A keenly anticipated quiet period for Ministers developed into a full-blown storm when Eurostat rejected an accounting wheeze that would have removed the cost of Irish Water from the State's balance sheet. The ruling was not unexpected, given the number of Government interventions when it attempted to assuage public resistance. But it was politically unwelcome. Months earlier, departmental projections had been amended and Michael Noonan reassured voters he would still allocate between €1.2 bilion and €1.5 billion in additional spending and tax cuts in the October budget. It didn't seem to count. Campaigners redoubled their demands for abolition of the charge and a scrapping of Irish Water. For Sinn Féin, which now accepts that such services must be modernised and paid for, the answer was to establish a different utility. Others declined to say how services might be funded. But all agreed it was a hot election topic and would damage the Government's image on economic management.
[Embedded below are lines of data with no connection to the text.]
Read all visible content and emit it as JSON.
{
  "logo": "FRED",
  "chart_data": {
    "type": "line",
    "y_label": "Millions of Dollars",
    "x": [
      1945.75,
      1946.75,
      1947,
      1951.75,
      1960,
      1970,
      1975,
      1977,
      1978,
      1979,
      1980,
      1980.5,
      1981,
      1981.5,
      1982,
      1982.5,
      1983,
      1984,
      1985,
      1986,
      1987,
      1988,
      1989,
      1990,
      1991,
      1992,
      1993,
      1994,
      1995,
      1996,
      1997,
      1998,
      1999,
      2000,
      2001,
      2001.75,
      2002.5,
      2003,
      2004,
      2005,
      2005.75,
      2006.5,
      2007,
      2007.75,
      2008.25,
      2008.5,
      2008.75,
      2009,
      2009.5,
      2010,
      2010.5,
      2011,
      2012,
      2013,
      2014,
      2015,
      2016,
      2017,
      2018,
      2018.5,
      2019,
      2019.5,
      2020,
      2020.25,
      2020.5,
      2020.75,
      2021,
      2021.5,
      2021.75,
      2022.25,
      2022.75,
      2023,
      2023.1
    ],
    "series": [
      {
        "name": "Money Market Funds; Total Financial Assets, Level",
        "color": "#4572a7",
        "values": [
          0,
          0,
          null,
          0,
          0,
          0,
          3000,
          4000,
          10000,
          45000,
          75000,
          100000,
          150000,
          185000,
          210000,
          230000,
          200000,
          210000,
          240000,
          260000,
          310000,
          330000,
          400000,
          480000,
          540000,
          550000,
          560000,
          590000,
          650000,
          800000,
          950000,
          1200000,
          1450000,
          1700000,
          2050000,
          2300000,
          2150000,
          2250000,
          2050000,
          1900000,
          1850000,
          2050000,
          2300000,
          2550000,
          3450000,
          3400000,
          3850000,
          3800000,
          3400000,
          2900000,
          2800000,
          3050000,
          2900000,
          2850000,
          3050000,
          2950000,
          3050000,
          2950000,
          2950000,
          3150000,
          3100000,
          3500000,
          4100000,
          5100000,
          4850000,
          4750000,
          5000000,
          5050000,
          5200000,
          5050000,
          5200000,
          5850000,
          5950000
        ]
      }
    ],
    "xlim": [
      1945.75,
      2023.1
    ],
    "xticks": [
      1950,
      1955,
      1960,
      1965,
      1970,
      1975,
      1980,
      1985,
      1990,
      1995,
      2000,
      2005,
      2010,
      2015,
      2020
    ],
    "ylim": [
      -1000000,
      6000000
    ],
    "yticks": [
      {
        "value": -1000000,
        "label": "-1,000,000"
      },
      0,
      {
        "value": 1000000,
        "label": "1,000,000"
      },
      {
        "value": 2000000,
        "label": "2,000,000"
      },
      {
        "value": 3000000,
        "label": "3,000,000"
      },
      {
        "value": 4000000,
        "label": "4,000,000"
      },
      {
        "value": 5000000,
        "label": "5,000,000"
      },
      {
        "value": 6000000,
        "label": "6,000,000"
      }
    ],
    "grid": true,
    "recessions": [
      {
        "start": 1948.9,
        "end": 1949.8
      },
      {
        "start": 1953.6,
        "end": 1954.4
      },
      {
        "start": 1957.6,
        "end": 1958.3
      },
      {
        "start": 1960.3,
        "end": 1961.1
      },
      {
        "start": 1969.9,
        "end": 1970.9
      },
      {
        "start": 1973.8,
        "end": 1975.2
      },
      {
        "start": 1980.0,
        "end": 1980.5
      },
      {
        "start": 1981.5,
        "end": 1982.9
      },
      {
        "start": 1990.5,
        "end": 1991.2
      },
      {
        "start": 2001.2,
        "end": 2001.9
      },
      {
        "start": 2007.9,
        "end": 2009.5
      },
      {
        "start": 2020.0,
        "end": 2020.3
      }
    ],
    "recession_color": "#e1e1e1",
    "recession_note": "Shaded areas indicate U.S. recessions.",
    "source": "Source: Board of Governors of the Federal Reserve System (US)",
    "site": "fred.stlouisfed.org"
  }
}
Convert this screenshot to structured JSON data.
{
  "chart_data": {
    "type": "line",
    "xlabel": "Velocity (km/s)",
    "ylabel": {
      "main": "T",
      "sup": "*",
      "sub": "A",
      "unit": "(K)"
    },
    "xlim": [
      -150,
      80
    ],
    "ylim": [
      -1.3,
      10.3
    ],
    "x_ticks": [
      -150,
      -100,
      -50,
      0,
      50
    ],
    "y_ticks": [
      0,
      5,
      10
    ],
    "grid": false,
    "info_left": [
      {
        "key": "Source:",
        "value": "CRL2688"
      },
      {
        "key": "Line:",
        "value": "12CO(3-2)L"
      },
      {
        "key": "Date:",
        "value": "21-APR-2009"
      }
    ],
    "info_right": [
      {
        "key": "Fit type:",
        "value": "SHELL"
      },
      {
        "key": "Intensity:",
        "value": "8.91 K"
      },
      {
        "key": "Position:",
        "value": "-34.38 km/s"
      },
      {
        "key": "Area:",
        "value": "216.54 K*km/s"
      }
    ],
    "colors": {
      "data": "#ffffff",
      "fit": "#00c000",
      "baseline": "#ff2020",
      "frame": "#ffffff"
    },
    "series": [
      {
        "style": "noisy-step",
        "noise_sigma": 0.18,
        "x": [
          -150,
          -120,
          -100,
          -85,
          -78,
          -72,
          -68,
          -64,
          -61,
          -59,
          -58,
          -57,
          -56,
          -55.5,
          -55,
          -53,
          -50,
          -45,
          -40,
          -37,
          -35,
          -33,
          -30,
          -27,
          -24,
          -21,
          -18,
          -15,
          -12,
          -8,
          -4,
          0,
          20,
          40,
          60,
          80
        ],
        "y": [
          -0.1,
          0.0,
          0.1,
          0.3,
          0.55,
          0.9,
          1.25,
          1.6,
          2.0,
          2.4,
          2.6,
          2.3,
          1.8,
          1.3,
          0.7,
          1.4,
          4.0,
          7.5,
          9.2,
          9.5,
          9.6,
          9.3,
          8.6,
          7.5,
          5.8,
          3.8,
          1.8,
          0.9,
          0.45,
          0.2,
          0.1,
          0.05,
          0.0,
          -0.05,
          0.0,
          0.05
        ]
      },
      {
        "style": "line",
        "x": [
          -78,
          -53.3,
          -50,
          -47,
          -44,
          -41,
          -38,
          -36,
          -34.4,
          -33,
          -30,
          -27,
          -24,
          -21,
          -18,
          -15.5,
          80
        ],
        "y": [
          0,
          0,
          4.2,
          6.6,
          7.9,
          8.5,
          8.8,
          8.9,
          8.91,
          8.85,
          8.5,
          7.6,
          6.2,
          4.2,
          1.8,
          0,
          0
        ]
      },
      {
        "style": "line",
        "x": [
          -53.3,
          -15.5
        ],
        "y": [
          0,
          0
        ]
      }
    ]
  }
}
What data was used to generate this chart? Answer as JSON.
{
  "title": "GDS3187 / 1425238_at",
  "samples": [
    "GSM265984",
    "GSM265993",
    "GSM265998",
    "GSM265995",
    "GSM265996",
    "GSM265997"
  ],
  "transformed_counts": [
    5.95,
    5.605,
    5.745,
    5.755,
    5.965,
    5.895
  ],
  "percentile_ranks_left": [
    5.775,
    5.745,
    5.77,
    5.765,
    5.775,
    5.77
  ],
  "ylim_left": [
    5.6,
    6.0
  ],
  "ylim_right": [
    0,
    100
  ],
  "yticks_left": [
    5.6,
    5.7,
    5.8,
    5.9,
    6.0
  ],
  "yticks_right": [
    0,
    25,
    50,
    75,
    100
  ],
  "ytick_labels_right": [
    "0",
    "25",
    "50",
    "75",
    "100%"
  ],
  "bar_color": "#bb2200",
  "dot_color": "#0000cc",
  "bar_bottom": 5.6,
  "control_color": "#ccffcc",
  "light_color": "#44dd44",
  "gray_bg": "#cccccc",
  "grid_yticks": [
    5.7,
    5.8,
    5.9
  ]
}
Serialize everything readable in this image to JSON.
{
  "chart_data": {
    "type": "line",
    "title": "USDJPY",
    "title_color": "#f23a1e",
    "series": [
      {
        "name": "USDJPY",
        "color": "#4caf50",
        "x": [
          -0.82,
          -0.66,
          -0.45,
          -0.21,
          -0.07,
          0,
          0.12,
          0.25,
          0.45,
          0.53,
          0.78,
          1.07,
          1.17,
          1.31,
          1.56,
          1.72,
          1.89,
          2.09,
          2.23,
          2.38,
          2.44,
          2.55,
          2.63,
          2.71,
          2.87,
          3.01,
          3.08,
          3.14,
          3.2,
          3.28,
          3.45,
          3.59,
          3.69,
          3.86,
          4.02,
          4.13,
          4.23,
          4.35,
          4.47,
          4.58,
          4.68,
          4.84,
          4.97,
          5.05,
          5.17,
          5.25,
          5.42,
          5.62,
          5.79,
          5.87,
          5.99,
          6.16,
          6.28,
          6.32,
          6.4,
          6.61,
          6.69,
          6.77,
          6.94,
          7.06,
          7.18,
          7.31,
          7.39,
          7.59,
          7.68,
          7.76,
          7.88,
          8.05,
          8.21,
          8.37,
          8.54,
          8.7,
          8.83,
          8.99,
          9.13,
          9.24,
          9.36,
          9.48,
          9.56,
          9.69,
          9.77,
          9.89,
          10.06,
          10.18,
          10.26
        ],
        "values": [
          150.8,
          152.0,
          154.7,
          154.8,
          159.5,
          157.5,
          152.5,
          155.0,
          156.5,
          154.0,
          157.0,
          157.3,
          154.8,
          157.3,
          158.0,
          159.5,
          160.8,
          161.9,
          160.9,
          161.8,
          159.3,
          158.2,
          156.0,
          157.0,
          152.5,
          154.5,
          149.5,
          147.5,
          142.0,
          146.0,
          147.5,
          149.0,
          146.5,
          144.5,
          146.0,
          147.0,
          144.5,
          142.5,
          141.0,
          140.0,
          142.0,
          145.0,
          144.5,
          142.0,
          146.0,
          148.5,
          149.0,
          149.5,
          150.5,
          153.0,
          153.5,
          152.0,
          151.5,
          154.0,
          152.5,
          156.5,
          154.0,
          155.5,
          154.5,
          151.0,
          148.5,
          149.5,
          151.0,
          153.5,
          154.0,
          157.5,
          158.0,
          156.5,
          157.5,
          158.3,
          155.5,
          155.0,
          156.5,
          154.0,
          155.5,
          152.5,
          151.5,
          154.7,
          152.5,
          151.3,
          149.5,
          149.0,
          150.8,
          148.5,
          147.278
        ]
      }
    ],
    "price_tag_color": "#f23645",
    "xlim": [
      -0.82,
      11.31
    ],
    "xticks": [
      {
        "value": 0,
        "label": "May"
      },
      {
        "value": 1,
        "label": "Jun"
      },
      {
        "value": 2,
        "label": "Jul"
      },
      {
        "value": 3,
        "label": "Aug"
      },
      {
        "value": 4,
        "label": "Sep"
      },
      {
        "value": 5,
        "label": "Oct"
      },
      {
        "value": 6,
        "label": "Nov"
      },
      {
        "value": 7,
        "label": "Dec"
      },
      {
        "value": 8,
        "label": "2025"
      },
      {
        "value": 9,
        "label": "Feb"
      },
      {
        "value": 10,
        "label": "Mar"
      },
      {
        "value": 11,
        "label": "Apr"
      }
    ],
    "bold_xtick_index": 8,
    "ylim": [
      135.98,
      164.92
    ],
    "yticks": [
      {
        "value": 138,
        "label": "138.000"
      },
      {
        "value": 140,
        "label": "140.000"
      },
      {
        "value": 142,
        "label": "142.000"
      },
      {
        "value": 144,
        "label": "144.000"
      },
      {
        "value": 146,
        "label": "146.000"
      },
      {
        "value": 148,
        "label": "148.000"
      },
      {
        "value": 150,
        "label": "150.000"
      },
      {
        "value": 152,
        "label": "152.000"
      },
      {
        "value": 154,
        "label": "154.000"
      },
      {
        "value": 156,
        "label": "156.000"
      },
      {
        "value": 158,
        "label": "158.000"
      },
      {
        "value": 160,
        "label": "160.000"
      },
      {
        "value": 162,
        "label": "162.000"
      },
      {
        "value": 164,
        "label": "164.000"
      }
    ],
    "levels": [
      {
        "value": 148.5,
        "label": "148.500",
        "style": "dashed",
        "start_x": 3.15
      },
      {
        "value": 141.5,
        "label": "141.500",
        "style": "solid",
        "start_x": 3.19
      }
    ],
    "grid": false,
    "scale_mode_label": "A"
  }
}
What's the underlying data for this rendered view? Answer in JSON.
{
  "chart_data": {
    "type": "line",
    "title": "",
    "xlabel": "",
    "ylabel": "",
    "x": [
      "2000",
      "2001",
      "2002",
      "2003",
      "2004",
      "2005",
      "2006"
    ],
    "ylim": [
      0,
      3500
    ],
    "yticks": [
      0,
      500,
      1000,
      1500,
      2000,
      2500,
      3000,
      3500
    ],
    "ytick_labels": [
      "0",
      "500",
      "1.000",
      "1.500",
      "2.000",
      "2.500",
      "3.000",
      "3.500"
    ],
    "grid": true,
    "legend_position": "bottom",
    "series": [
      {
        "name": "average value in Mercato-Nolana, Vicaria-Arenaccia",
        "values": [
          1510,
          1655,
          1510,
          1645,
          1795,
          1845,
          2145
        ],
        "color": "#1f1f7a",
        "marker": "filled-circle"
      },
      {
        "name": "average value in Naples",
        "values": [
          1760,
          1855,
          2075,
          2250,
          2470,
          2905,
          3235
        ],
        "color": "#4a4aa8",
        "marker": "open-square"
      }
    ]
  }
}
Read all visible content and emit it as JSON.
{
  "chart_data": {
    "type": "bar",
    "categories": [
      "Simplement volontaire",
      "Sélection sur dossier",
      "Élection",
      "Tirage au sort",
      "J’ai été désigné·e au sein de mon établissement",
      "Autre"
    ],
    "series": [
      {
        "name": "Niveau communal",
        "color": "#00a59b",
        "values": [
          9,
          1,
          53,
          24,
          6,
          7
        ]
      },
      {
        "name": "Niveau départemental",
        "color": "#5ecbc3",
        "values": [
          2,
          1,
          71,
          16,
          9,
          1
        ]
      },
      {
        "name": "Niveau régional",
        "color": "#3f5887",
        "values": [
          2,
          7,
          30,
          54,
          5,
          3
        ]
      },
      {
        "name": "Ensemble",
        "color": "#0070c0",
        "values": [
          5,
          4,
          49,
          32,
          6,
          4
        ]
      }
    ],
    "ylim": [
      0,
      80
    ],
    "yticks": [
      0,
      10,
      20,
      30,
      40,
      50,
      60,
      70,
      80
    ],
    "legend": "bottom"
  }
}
A lack of such management was what interested Oireachtas members dealing with the banking collapse. The politicians and bankers they interviewed admitted to errors of judgment and offered limited apologies for damaging outcomes, but the real fault lay elsewhere. The committee's own competence became an issue when members disagreed on whether evidence from former chief executive of Anglo Irish Bank David Drumm should be accepted and the Director of Public Prosecutions intervened. Elsewhere, the Government appeared determined to emulate its predecessors by ignoring advice from the Central Bank and its Fiscal Advisory Council on sound management. In the jaws of an election, as economic growth soared, the political imperative was to spend, rather than save.